The parsonages in many parts of England, as the corn was ripening in the summer of 1662, must have been the scenes of some memorable struggles between conscience and care, faith and feeling. Good men were reduced to a sad dilemma. The alternative was not the parish-church or the conventicle, tithe or voluntary contribution, but preaching as a Conformist or silence - a legalized income or beggary. To render the hardship the more severe, the terms of conformity were imposed before Michaelmas, when the payment of the year's tithes would be due, and therefore the ejected ministers would lose a twelvemonth's income. They were men - they were husbands - they were fathers; they had their quiet studies, and they saw their families in comfort - their wives sitting in the snug parlour of the rectory - their children sporting in the garden or over the glebe. To leave these tranquil homes, to exchange them for abject poverty, - here was a trial of faith, more easily talked of than thoroughly realised. It were ridiculous to look on these individuals as obstinate fanatics, - they had heads and hearts, and both were at work in this trying season. They thought deeply on the matter, weighed it carefully, looked at it on all sides, prayed over it, conversed about it. Perhaps the reader sees one of them in his study revolving the whole subject, examining the Prayer-Book, pondering its objectionable sentences, and writing down his reasons for dissent. Perchance a wife and a mother, who is honouring this volume by her perusal, may with all the vividness of a woman's imagination picture to herself the country rector, and the beloved companion of his cares, sitting at eventide by the window, round which the honeysuckle and the rose are entwining their buds and shedding their fragrance, first looking at the garden which she has cultivated with her own hands, and the church peeping above the trees where he has laboured for many a year, and then gazing on
each other with tears as they discuss the point, "We must conform, or leave all this next August." Nor did the ministers neglect to correspond with one another on the question: the sluggish post was anxiously waited for by many a worthy, as he expected from some clerical brother a folio sheet of closely-written answers to a similar amount of matter in the form of query and objection. After mature deliberation the Nonconformist adopted his resolve, sometimes with a solemnity which rendered all subsequent hesitation impossible. A copy of a written resolution by Mr Samuel Birch, of Hampton, Oxfordshire, addressed in the most solemn manner to the Deity, is preserved by Calamy. "I am at thy footstool," says this confessor; "I may not do evil that good may come, - I may not do this great sin against my God and the dictates of my conscience. I therefore surrender myself, my soul, my ministry, my people, my place, my wife and children, and whatsoever else is herein concerned, into thy hand from whom I received them. Lord, have mercy upon me, and assist me for ever to keep faith and a good conscience." One good man braced himself up for the crisis, by preaching to his people for several successive Sabbaths from the words of Paul to the suffering Hebrews: "Ye took joyfully the spoiling of your goods, knowing in yourselves that ye have in heaven a better and an enduring substance." Another, who had a wife and 10 children, fortified himself by reflecting on that consolatory passage in our Lord's Sermon on the Mount, where lie bids his followers take no thought for the morrow, and chides their distrust in Providence by an appeal to the birds of the air and the lilies of the field ; and when this excellent individual was asked how he would maintain his large family, he replied, "They must live on the sixth chapter of Matthew."

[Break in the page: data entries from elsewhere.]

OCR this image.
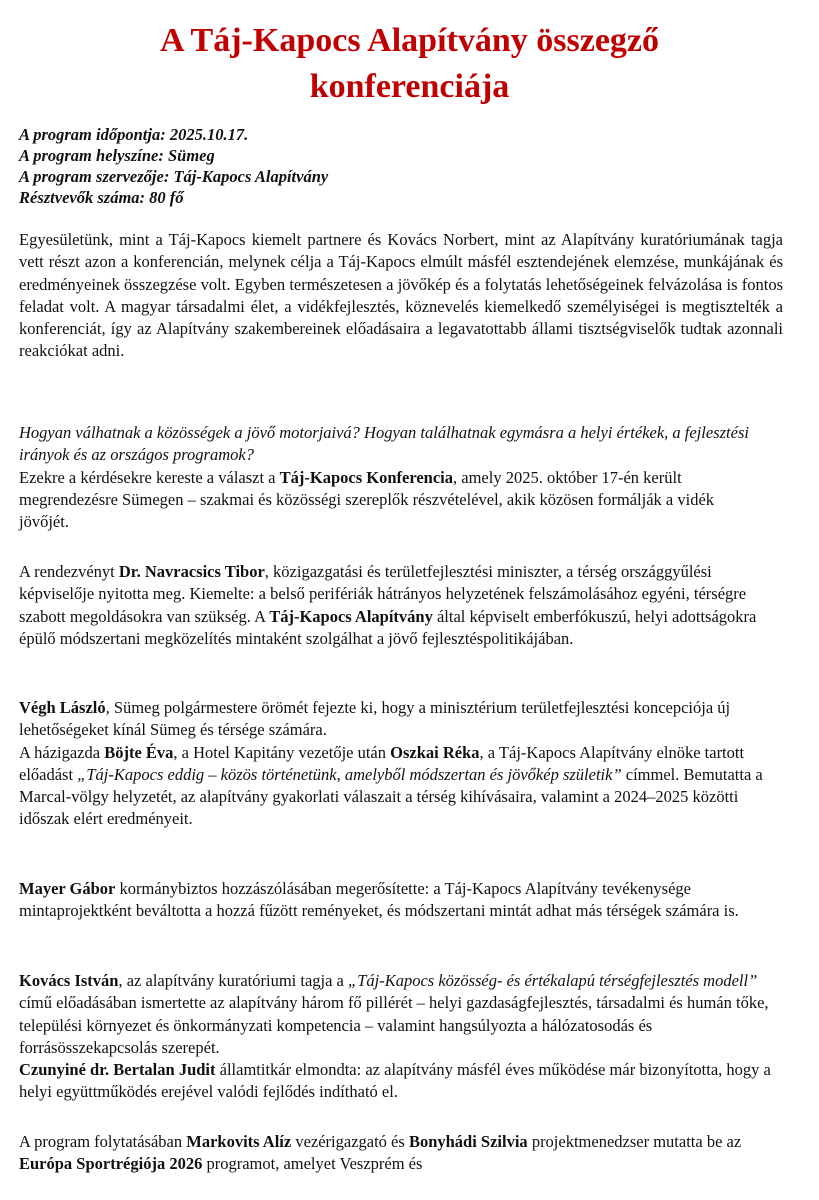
A Táj-Kapocs Alapítvány összegző
konferenciája
A program időpontja: 2025.10.17.
A program helyszíne: Sümeg
A program szervezője: Táj-Kapocs Alapítvány
Résztvevők száma: 80 fő
Egyesületünk, mint a Táj-Kapocs kiemelt partnere és Kovács Norbert, mint az Alapítvány kuratóriumának tagja vett részt azon a konferencián, melynek célja a Táj-Kapocs elmúlt másfél esztendejének elemzése, munkájának és eredményeinek összegzése volt. Egyben természetesen a jövőkép és a folytatás lehetőségeinek felvázolása is fontos feladat volt. A magyar társadalmi élet, a vidékfejlesztés, köznevelés kiemelkedő személyiségei is megtisztelték a konferenciát, így az Alapítvány szakembereinek előadásaira a legavatottabb állami tisztségviselők tudtak azonnali reakciókat adni.
Hogyan válhatnak a közösségek a jövő motorjaivá? Hogyan találhatnak egymásra a helyi értékek, a fejlesztési irányok és az országos programok?
Ezekre a kérdésekre kereste a választ a Táj-Kapocs Konferencia, amely 2025. október 17-én került megrendezésre Sümegen – szakmai és közösségi szereplők részvételével, akik közösen formálják a vidék jövőjét.
A rendezvényt Dr. Navracsics Tibor, közigazgatási és területfejlesztési miniszter, a térség országgyűlési képviselője nyitotta meg. Kiemelte: a belső perifériák hátrányos helyzetének felszámolásához egyéni, térségre szabott megoldásokra van szükség. A Táj-Kapocs Alapítvány által képviselt emberfókuszú, helyi adottságokra épülő módszertani megközelítés mintaként szolgálhat a jövő fejlesztéspolitikájában.
Végh László, Sümeg polgármestere örömét fejezte ki, hogy a minisztérium területfejlesztési koncepciója új lehetőségeket kínál Sümeg és térsége számára.
A házigazda Böjte Éva, a Hotel Kapitány vezetője után Oszkai Réka, a Táj-Kapocs Alapítvány elnöke tartott előadást „Táj-Kapocs eddig – közös történetünk, amelyből módszertan és jövőkép születik” címmel. Bemutatta a Marcal-völgy helyzetét, az alapítvány gyakorlati válaszait a térség kihívásaira, valamint a 2024–2025 közötti időszak elért eredményeit.
Mayer Gábor kormánybiztos hozzászólásában megerősítette: a Táj-Kapocs Alapítvány tevékenysége mintaprojektként beváltotta a hozzá fűzött reményeket, és módszertani mintát adhat más térségek számára is.
Kovács István, az alapítvány kuratóriumi tagja a „Táj-Kapocs közösség- és értékalapú térségfejlesztés modell” című előadásában ismertette az alapítvány három fő pillérét – helyi gazdaságfejlesztés, társadalmi és humán tőke, települési környezet és önkormányzati kompetencia – valamint hangsúlyozta a hálózatosodás és forrásösszekapcsolás szerepét.
Czunyiné dr. Bertalan Judit államtitkár elmondta: az alapítvány másfél éves működése már bizonyította, hogy a helyi együttműködés erejével valódi fejlődés indítható el.
A program folytatásában Markovits Alíz vezérigazgató és Bonyhádi Szilvia projektmenedzser mutatta be az Európa Sportrégiója 2026 programot, amelyet Veszprém és
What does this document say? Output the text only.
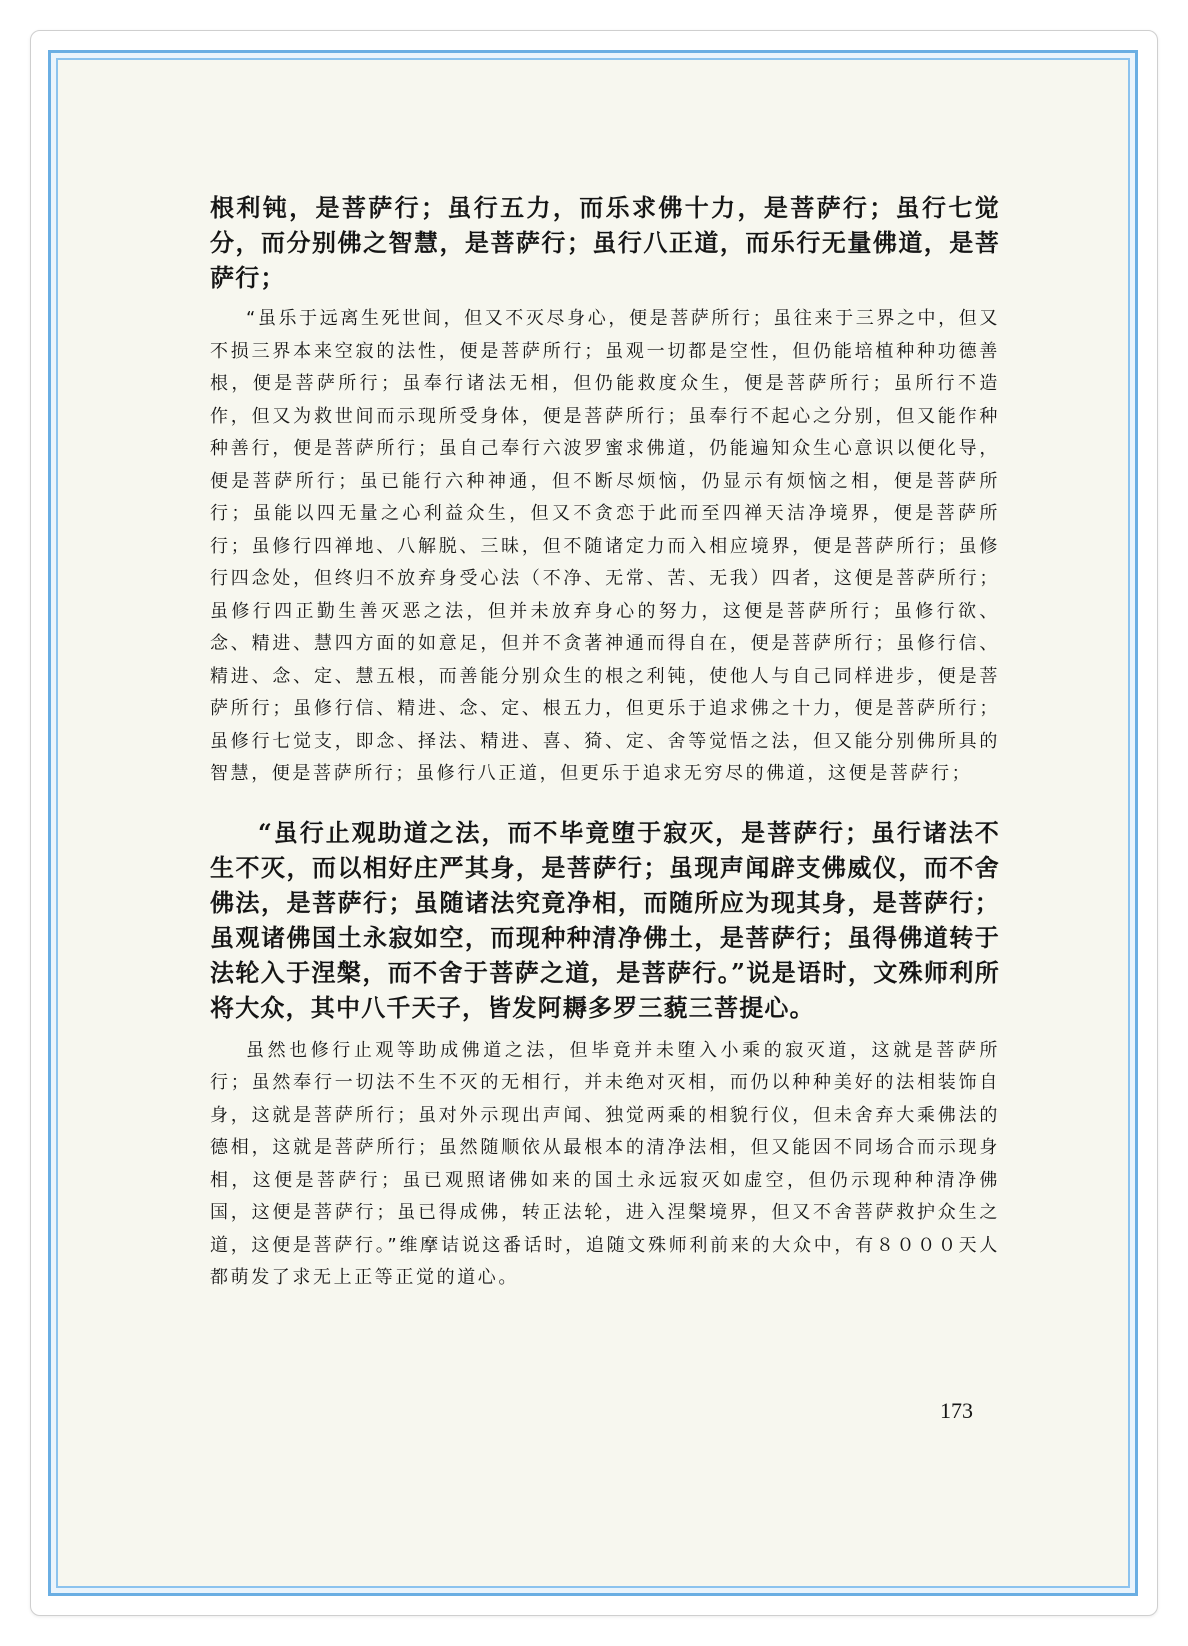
根利钝，是菩萨行；虽行五力，而乐求佛十力，是菩萨行；虽行七觉分，而分别佛之智慧，是菩萨行；虽行八正道，而乐行无量佛道，是菩萨行；

“虽乐于远离生死世间，但又不灭尽身心，便是菩萨所行；虽往来于三界之中，但又不损三界本来空寂的法性，便是菩萨所行；虽观一切都是空性，但仍能培植种种功德善根，便是菩萨所行；虽奉行诸法无相，但仍能救度众生，便是菩萨所行；虽所行不造作，但又为救世间而示现所受身体，便是菩萨所行；虽奉行不起心之分别，但又能作种种善行，便是菩萨所行；虽自己奉行六波罗蜜求佛道，仍能遍知众生心意识以便化导，便是菩萨所行；虽已能行六种神通，但不断尽烦恼，仍显示有烦恼之相，便是菩萨所行；虽能以四无量之心利益众生，但又不贪恋于此而至四禅天洁净境界，便是菩萨所行；虽修行四禅地、八解脱、三昧，但不随诸定力而入相应境界，便是菩萨所行；虽修行四念处，但终归不放弃身受心法（不净、无常、苦、无我）四者，这便是菩萨所行；虽修行四正勤生善灭恶之法，但并未放弃身心的努力，这便是菩萨所行；虽修行欲、念、精进、慧四方面的如意足，但并不贪著神通而得自在，便是菩萨所行；虽修行信、精进、念、定、慧五根，而善能分别众生的根之利钝，使他人与自己同样进步，便是菩萨所行；虽修行信、精进、念、定、根五力，但更乐于追求佛之十力，便是菩萨所行；虽修行七觉支，即念、择法、精进、喜、猗、定、舍等觉悟之法，但又能分别佛所具的智慧，便是菩萨所行；虽修行八正道，但更乐于追求无穷尽的佛道，这便是菩萨行；

“虽行止观助道之法，而不毕竟堕于寂灭，是菩萨行；虽行诸法不生不灭，而以相好庄严其身，是菩萨行；虽现声闻辟支佛威仪，而不舍佛法，是菩萨行；虽随诸法究竟净相，而随所应为现其身，是菩萨行；虽观诸佛国土永寂如空，而现种种清净佛土，是菩萨行；虽得佛道转于法轮入于涅槃，而不舍于菩萨之道，是菩萨行。”说是语时，文殊师利所将大众，其中八千天子，皆发阿耨多罗三藐三菩提心。

虽然也修行止观等助成佛道之法，但毕竟并未堕入小乘的寂灭道，这就是菩萨所行；虽然奉行一切法不生不灭的无相行，并未绝对灭相，而仍以种种美好的法相装饰自身，这就是菩萨所行；虽对外示现出声闻、独觉两乘的相貌行仪，但未舍弃大乘佛法的德相，这就是菩萨所行；虽然随顺依从最根本的清净法相，但又能因不同场合而示现身相，这便是菩萨行；虽已观照诸佛如来的国土永远寂灭如虚空，但仍示现种种清净佛国，这便是菩萨行；虽已得成佛，转正法轮，进入涅槃境界，但又不舍菩萨救护众生之道，这便是菩萨行。”维摩诘说这番话时，追随文殊师利前来的大众中，有８０００天人都萌发了求无上正等正觉的道心。

173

The parsonages in many parts of England, as the corn was ripening in the summer of 1662, must have been the scenes of some memorable struggles between conscience and care, faith and feeling. Good men were reduced to a sad dilemma. The alternative was not the parish-church or the conventicle, tithe or voluntary contribution, but preaching as a Conformist or silence - a legalized income or beggary. To render the hardship the more severe, the terms of conformity were imposed before Michaelmas, when the payment of the year's tithes would be due, and therefore the ejected ministers would lose a twelvemonth's income. They were men - they were husbands - they were fathers; they had their quiet studies, and they saw their families in comfort - their wives sitting in the snug parlour of the rectory - their children sporting in the garden or over the glebe. To leave these tranquil homes, to exchange them for abject poverty, - here was a trial of faith, more easily talked of than thoroughly realised. It were ridiculous to look on these individuals as obstinate fanatics, - they had heads and hearts, and both were at work in this trying season. They thought deeply on the matter, weighed it carefully, looked at it on all sides, prayed over it, conversed about it. Perhaps the reader sees one of them in his study revolving the whole subject, examining the Prayer-Book, pondering its objectionable sentences, and writing down his reasons for dissent. Perchance a wife and a mother, who is honouring this volume by her perusal, may with all the vividness of a woman's imagination picture to herself the country rector, and the beloved companion of his cares, sitting at eventide by the window, round which the honeysuckle and the rose are entwining their buds and shedding their fragrance, first looking at the garden which she has cultivated with her own hands, and the church peeping above the trees where he has laboured for many a year, and then gazing on
each other with tears as they discuss the point, "We must conform, or leave all this next August." Nor did the ministers neglect to correspond with one another on the question: the sluggish post was anxiously waited for by many a worthy, as he expected from some clerical brother a folio sheet of closely-written answers to a similar amount of matter in the form of query and objection. After mature deliberation the Nonconformist adopted his resolve, sometimes with a solemnity which rendered all subsequent hesitation impossible. A copy of a written resolution by Mr Samuel Birch, of Hampton, Oxfordshire, addressed in the most solemn manner to the Deity, is preserved by Calamy. "I am at thy footstool," says this confessor; "I may not do evil that good may come, - I may not do this great sin against my God and the dictates of my conscience. I therefore surrender myself, my soul, my ministry, my people, my place, my wife and children, and whatsoever else is herein concerned, into thy hand from whom I received them. Lord, have mercy upon me, and assist me for ever to keep faith and a good conscience." One good man braced himself up for the crisis, by preaching to his people for several successive Sabbaths from the words of Paul to the suffering Hebrews: "Ye took joyfully the spoiling of your goods, knowing in yourselves that ye have in heaven a better and an enduring substance." Another, who had a wife and 10 children, fortified himself by reflecting on that consolatory passage in our Lord's Sermon on the Mount, where lie bids his followers take no thought for the morrow, and chides their distrust in Providence by an appeal to the birds of the air and the lilies of the field ; and when this excellent individual was asked how he would maintain his large family, he replied, "They must live on the sixth chapter of Matthew."